Le « Peacocking » n’est pas un style, c’est une compétence fonctionnelle d’artiste en séduction, (une utilisation d’accessoires, en fait). Il faut un sens du style pour savoir comment utiliser un accessoire efficacement, mais le « Peacocking » est plus comme une compétence sur l’utilisation de l’instant, qu’un look global.

Lorsque les études de séduction en étaient à leurs balbutiements, l’idée de « Peacocking » était à peu près une évidence. Ce n’est pas un concept trop difficile à suivre puisque la plupart des gens socialement intelligents voudront se démarquer du troupeau. À vrai dire, tout le monde fait du « Peacocking » dans une certaine mesure. Choisir une cravate ou une paire de chaussures pour une occasion peut sembler assez inoffensif, mais inconsciemment, vous faites des choix et développer des préférences pour certains éléments, dans certaines situations, parce que vous pensez que cela améliorent votre apparence, et donc vos chances d’attirer attention sur vous-même.

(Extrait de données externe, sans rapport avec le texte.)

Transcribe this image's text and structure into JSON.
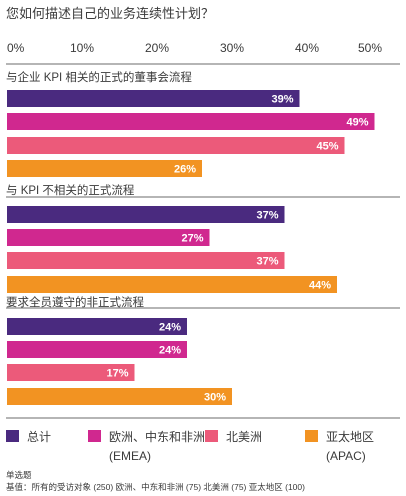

L’intention derrière le « Peacocking », c’est plus d’avoir une différence subtile, ou un morceau de conversation choisi, qui attire une femme dans votre cadre. Curieusement (ou pas), j’ai trouvé que de belles chaussures chères semblent être une attraction naturelle pour certaines filles. Ce n’est pas surprenant compte tenu de l’obsession de la plupart des femmes avec les chaussures. Une chose qu’il est important de se rappeler, c’est la sensibilité des femmes pour la sous-communication secrète, le langage corporel, l’apparence, les indices non verbaux, etc. Dans le plus bref coup d’œil, elles vont se tailler les unes les autres et en arriver à des conclusions opérationnelles sur le statut d’une femme dans leur hiérarchie de filles. Il s’ensuit qu’elles utilisent les mêmes outils avec les hommes qu’elles trouvent attrayants.

La plupart des hommes nouvellement conscients du jeu de séduction, qui sont assez à l’aise pour s’aventurer dans la vie en utilisant le Peacocking ne se rendent pas compte qu’il suffit d’un peu pour obtenir beaucoup. Votre jeu n’est pas le Peacocking, c’est juste le leurre flashy pour attirer l’attention. C’est à vous de jouer une fois qu’une femme est accrochée.

Je dois ajouter ici que cela peut aider parfois si vous pouvez combiner un élément avec un autre. De toutes les strip-teaseuses que j’ai « draguées », chacune souscrivait à une certaine forme de spiritualisme non-mainstream. Une fille, Angie, avais l’habitude de garder des cartes de Tarot dans sa Bible dévotionnelle, une autre disait être médium, etc. Ces types de filles cherchent cette connexion spirituelle chez un homme. Par exemple, j’ai acheté une bague yin-yang argent, très petite, que j’ai porté il y a près de 18 ans maintenant, quand j’étais à l’université. Je n’ai pas vraiment de croyances mystiques orientales, je venais de l’acheter à un vendeur ambulant au moment où je sentais que j’avais besoin d’un rappel pour garder l’équilibre dans ma vie. Mais j’ai eu de nombreuses femmes qui ont remarquées cela et qui m’ont posées des questions à ce sujet, et c’était une sorte de début de conversation karmique. La chose était minuscule, mais c’était une chose autour de laquelle les femmes aimaient graviter. 


Source : « Have A Look » publié par Rollo Tomassi le 13 avril 2012.